Not only have the current architecture of antitrust law not prevented massive consolidation, King notes; it has failed to deliver on the underlying promise of antitrust law, which is to prevent anti-competitive mergers and acquisitions that collectively result in ever-increasing costs and prices for the payers, purchasers, and consumers of healthcare in the U.S. Indeed, in spite of all the regulations on the books, he notes, “[T]he U.S. health care industry is the most consolidated it’s ever been. Consolidation has accelerated in large part because health care markets have evolved faster than antitrust enforcement has. In the 1990s and early 2000s, the FTC lost six consecutive horizontal hospital-merger cases. Federal agencies didn’t challenge another hospital merger for nearly a decade, which permitted substantial hospital-market consolidation nationwide. During this time, however, health economists made numerous advances in defining markets and modeling market behavior that have allowed the FTC [Federal Trade Commission] to more successfully block anticompetitive horizontal hospital mergers.
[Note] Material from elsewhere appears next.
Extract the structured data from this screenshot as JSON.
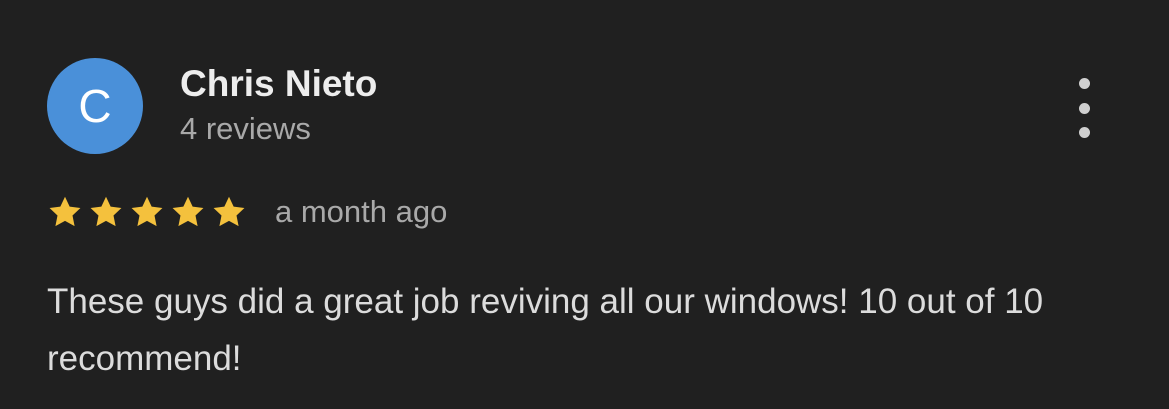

Despite these successes, harmful effects of prior mergers persist.”
King does note that, “In July 2021, President Joe Biden issued an executive order emphasizing the importance of enforcing antitrust laws to address the harms associated with health care consolidation. Recent FTC action to investigate and block several hospital mergers reflects a commitment to reinvigorating antitrust law. At the state level, the California attorney general recently imposed conditions on Cedars–Sinai Health System’s cross-market acquisition of Huntington Memorial Hospital to guard against potential competitive harms. Yet even reinvigorated antitrust enforcement is unlikely to rectify the harms caused by health care consolidation,” he states. “Antitrust litigation is resource intensive and highly unpredictable. Antitrust enforcers can’t challenge every potentially anticompetitive transaction, and they haven’t successfully broken up dominant systems, insurance carriers, or large conglomerates. As a result, the consolidation that exists in health care is probably here to stay. In response, scholars and policymakers have begun recommending regulatory interventions — such as affordability standards (which permit state officials to reject insurance-premium increases exceeding certain thresholds), price caps on health care services, and hospital global budgets (prospectively determined annual limits on hospital revenue) — to help control prices and quality in markets with limited competition. These approaches must be carefully tailored to suit the political dynamics and structural features of a particular market.”
And that leaves King to conclude his op-ed thus: “Given the health care industry’s growing complexity, future oversight could involve a combination of more responsive antitrust enforcement and creative regulatory interventions. Combining competitive and regulatory forces may offer the only hope for controlling health care prices, restoring high-quality care, protecting health care workers, and preserving and expanding access to care.”